On this very point about how engagement partner disclosure may play in Peoria, or how investors, audit committees and others may use, interpret and extrapolate from such disclosures, questions were raised throughout the rule proposal process as to whether more harm than good could come of such disclosures. Although the personal accountability factor would be fulfilled, would such disclosure potentially drive unintended consequences that could harm investors? For example, would there now be disincentives for engagement partners to challenge management, or let questionable accounting treatment pass, for fear of having audits with his / her name publicly attached to them appear to be troubled audits? Others may argue that underlying issues will ultimately surface, at a higher potential cost or loss to investors.


Some argued during the rule proposal process that this “audit transparency” initiative would not have any direct impact on audit quality, and therefore questioned if such a rule was within the PCAOB’s stated purview of “oversee(ing) the audits of public companies in order to protect the interests of investors and further the public interest in the preparation of informative, accurate and independent audit reports.”


It will be interesting to see if a majority of PCAOB board members, in voting on the final rule (as well as, ultimately, the SEC, which has the final say on approving PCAOB final rules) will support the argument that enhanced accountability of the engagement partner not only impacts that individual, but can have a knock-on behavioral effect on the rest of the audit engagement team, and potentially on company management and the audit committee as well. As to any potential downside to the disclosure or unintended consequences arising from applying the traditional SEC / public company disclosure argument of “sunshine being the best disinfectant” to disclosure of audit engagement partners, as with other types of paradigm-shifting rule-making, perhaps only time will tell.
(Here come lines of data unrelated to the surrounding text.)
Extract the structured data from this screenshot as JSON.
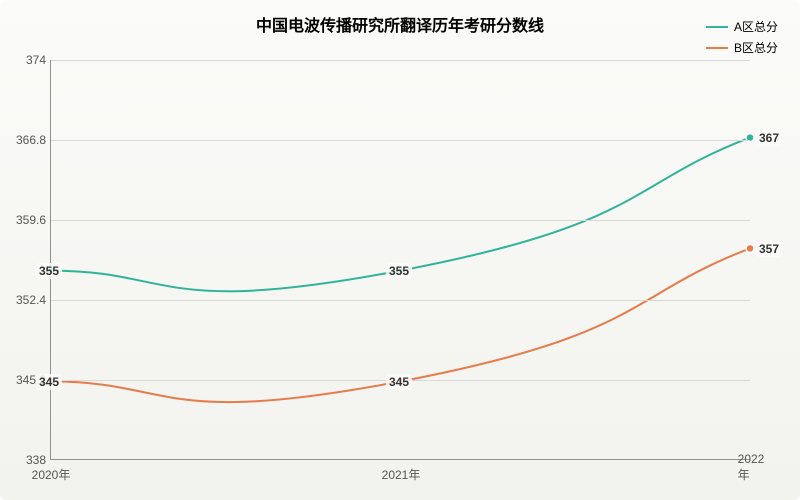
{
  "chart": {
    "type": "line",
    "title": "中国电波传播研究所翻译历年考研分数线",
    "title_fontsize": 16,
    "background_gradient": [
      "#fbfbf9",
      "#f2f2ee"
    ],
    "grid_color": "#d8d8d4",
    "axis_color": "#909090",
    "label_fontsize": 12,
    "ylim": [
      338,
      374
    ],
    "yticks": [
      338,
      345.2,
      352.4,
      359.6,
      366.8,
      374
    ],
    "xcategories": [
      "2020年",
      "2021年",
      "2022年"
    ],
    "legend_position": "top-right",
    "series": [
      {
        "name": "A区总分",
        "color": "#2fb39a",
        "values": [
          355,
          355,
          367
        ],
        "line_width": 2,
        "marker": "circle",
        "marker_size": 4
      },
      {
        "name": "B区总分",
        "color": "#e77b4b",
        "values": [
          345,
          345,
          357
        ],
        "line_width": 2,
        "marker": "circle",
        "marker_size": 4
      }
    ]
  }
}
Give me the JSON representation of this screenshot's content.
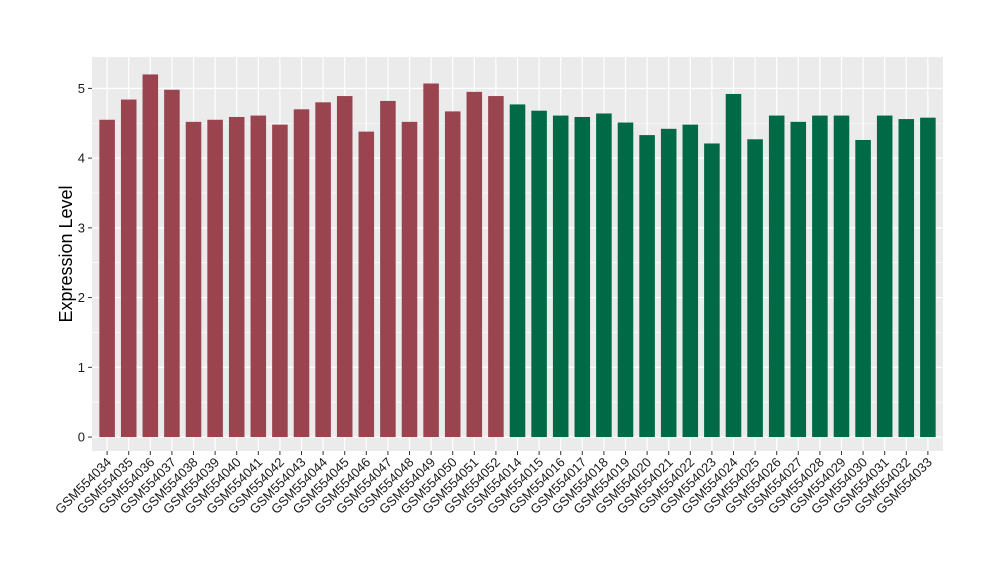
{
  "chart_data": {
    "type": "bar",
    "title": "",
    "xlabel": "",
    "ylabel": "Expression Level",
    "ylim": [
      -0.2,
      5.45
    ],
    "yticks": [
      0,
      1,
      2,
      3,
      4,
      5
    ],
    "grid": true,
    "legend": "none",
    "panel_background": "#ebebeb",
    "grid_color": "#ffffff",
    "categories": [
      "GSM554034",
      "GSM554035",
      "GSM554036",
      "GSM554037",
      "GSM554038",
      "GSM554039",
      "GSM554040",
      "GSM554041",
      "GSM554042",
      "GSM554043",
      "GSM554044",
      "GSM554045",
      "GSM554046",
      "GSM554047",
      "GSM554048",
      "GSM554049",
      "GSM554050",
      "GSM554051",
      "GSM554052",
      "GSM554014",
      "GSM554015",
      "GSM554016",
      "GSM554017",
      "GSM554018",
      "GSM554019",
      "GSM554020",
      "GSM554021",
      "GSM554022",
      "GSM554023",
      "GSM554024",
      "GSM554025",
      "GSM554026",
      "GSM554027",
      "GSM554028",
      "GSM554029",
      "GSM554030",
      "GSM554031",
      "GSM554032",
      "GSM554033"
    ],
    "values": [
      4.55,
      4.84,
      5.2,
      4.98,
      4.52,
      4.55,
      4.59,
      4.61,
      4.48,
      4.7,
      4.8,
      4.89,
      4.38,
      4.82,
      4.52,
      5.07,
      4.67,
      4.95,
      4.89,
      4.77,
      4.68,
      4.61,
      4.59,
      4.64,
      4.51,
      4.33,
      4.42,
      4.48,
      4.21,
      4.92,
      4.27,
      4.61,
      4.52,
      4.61,
      4.61,
      4.26,
      4.61,
      4.56,
      4.58
    ],
    "groups": [
      {
        "count": 19,
        "color": "#9a4450"
      },
      {
        "count": 20,
        "color": "#006a47"
      }
    ]
  }
}
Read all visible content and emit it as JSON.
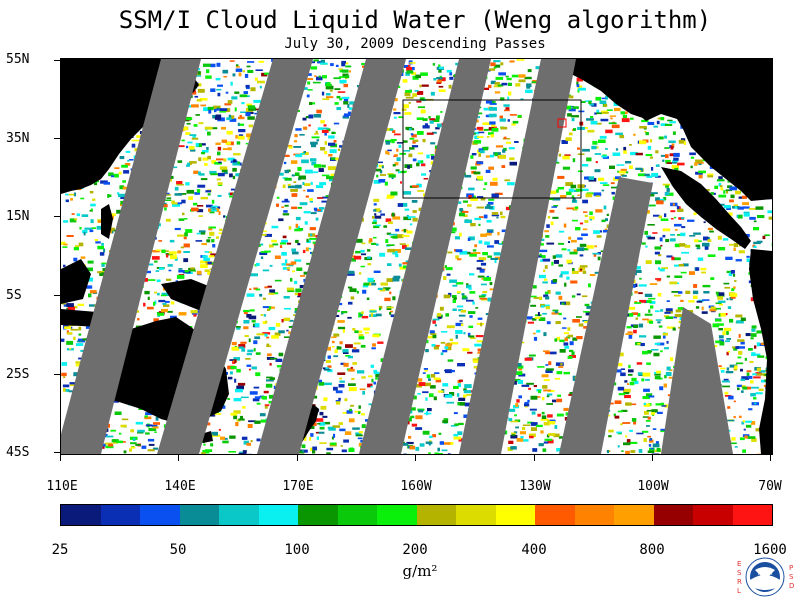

In the meantime, the PCAOB seems to have reached alignment with the SEC staff on the engagement partner disclosure rule. As Doty told the SAG, “As we prepare the final rule, we have been working closely with our colleagues at the SEC, Chief Accountant Jim Schnurr, Deputy Chief Accountant Brian Croteau, and other colleagues in the Office of the Chief Accountant, the Division of Economic and Risk Analysis and elsewhere. … I am grateful for their support in this initiative, without which we would not be in a position to bring this important investor initiative to fruition.”